Sunday, March 9, 2014

"Unwelcome Changes"

     I never thought it would happen to me, but old age is staring me directly in the face, and throwing punches.  As I ponder my declining state, I have noticed the following unwelcome changes.
     I have diminished hearing in my right ear.  I find this to be annoying since, when talking on the phone, I consistently, and historically,  have the phone to my right ear.  Having always been resistant to change, I am unwilling to switch.  So please forgive me for continually requesting that you repeat yourself.  Believe me, it annoys me as much as it does you.  Just not enough to provoke me to change.
     I always go to sleep with the television on and the timer set, with the volume just loud enough  to be audible.  This works well if I am lying on my left side.  However, last night I switched sides and realized the TV was blasting.  My neighbors must love me.

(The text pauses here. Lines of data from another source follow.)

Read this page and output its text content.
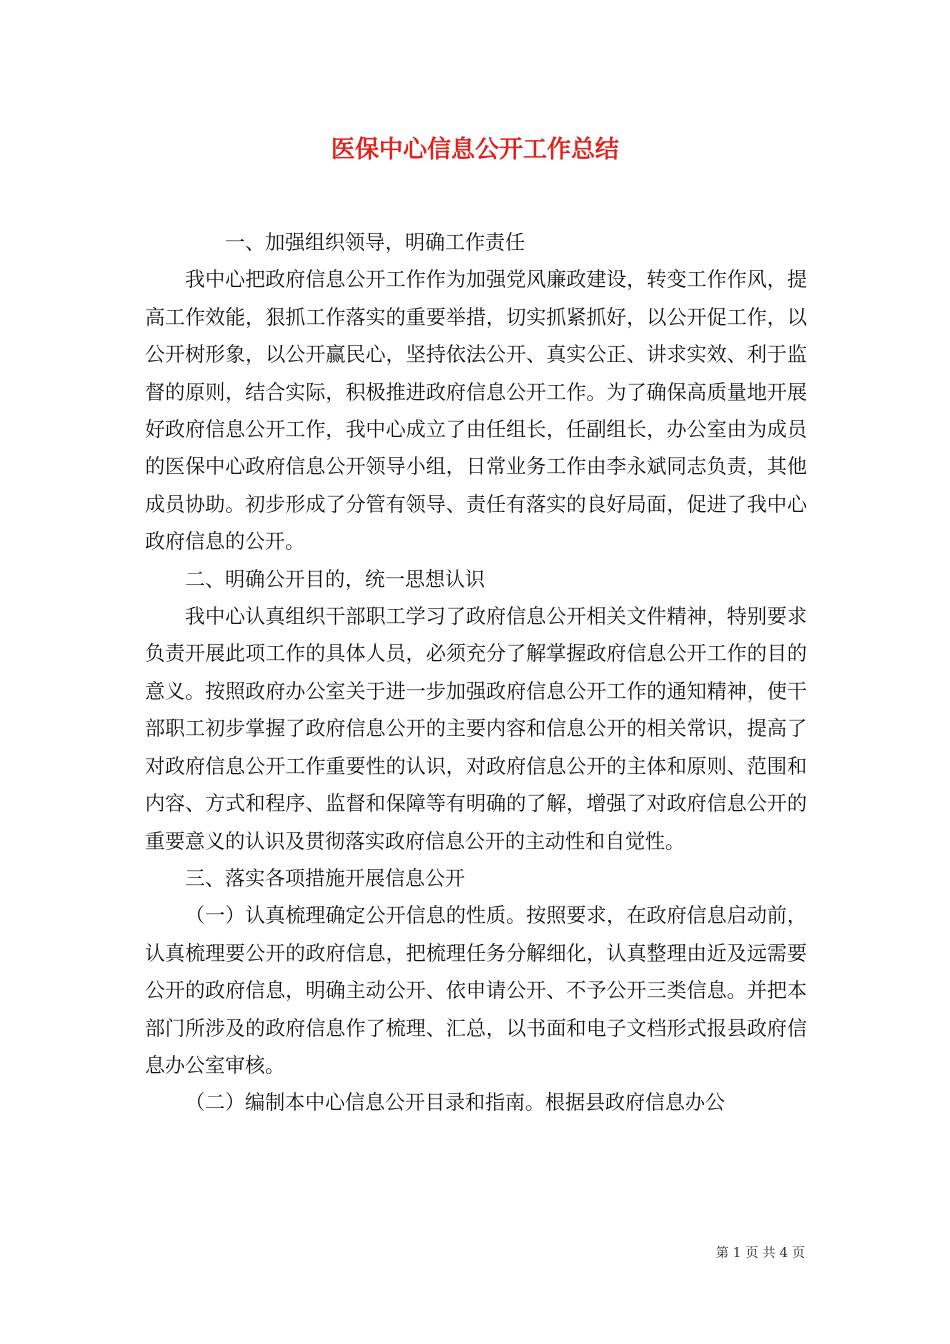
医保中心信息公开工作总结

一、加强组织领导，明确工作责任

我中心把政府信息公开工作作为加强党风廉政建设，转变工作作风，提高工作效能，狠抓工作落实的重要举措，切实抓紧抓好，以公开促工作，以公开树形象，以公开赢民心，坚持依法公开、真实公正、讲求实效、利于监督的原则，结合实际，积极推进政府信息公开工作。为了确保高质量地开展好政府信息公开工作，我中心成立了由任组长，任副组长，办公室由为成员的医保中心政府信息公开领导小组，日常业务工作由李永斌同志负责，其他成员协助。初步形成了分管有领导、责任有落实的良好局面，促进了我中心政府信息的公开。

二、明确公开目的，统一思想认识

我中心认真组织干部职工学习了政府信息公开相关文件精神，特别要求负责开展此项工作的具体人员，必须充分了解掌握政府信息公开工作的目的意义。按照政府办公室关于进一步加强政府信息公开工作的通知精神，使干部职工初步掌握了政府信息公开的主要内容和信息公开的相关常识，提高了对政府信息公开工作重要性的认识，对政府信息公开的主体和原则、范围和内容、方式和程序、监督和保障等有明确的了解，增强了对政府信息公开的重要意义的认识及贯彻落实政府信息公开的主动性和自觉性。

三、落实各项措施开展信息公开

（一）认真梳理确定公开信息的性质。按照要求，在政府信息启动前，认真梳理要公开的政府信息，把梳理任务分解细化，认真整理由近及远需要公开的政府信息，明确主动公开、依申请公开、不予公开三类信息。并把本部门所涉及的政府信息作了梳理、汇总，以书面和电子文档形式报县政府信息办公室审核。

（二）编制本中心信息公开目录和指南。根据县政府信息办公

第 1 页 共 4 页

     Did you see Ellen at the Academy Awards last week, when she was shouting dialogue at the older actress, June Squibb?  It reminded me of a conversation between my friends and I.  Unless, of course, they are seated to my left...
     Another issue I am having is with night driving.  The lights from oncoming vehicles threaten to blind me, so I drive slowly, and try to ignore those tailgating me.  My sister has her own solution...she shuts her eyes!
     My mind is becoming a barren desert,  with random words and thoughts blowing around it like tumbleweed.    When I cannot recall a word, I almost feel it rolling around in there, and patiently wait for it to surface, which can take a few minutes...or a couple of days, which causes some difficulty when I have an exam. If I am out with a friend, however, between the two of us, we can form full sentences, usually finishing each others by filling in words or names, rather like completing a vocal crossword puzzle. (If my memory would allow-I'd provide some examples.)  All of this makes me wonder how I expect to learn a foreign language, when I can barely form full sentences in my own...Why do you think I like to write?  I can take days to compose a post, and no one will be the wiser.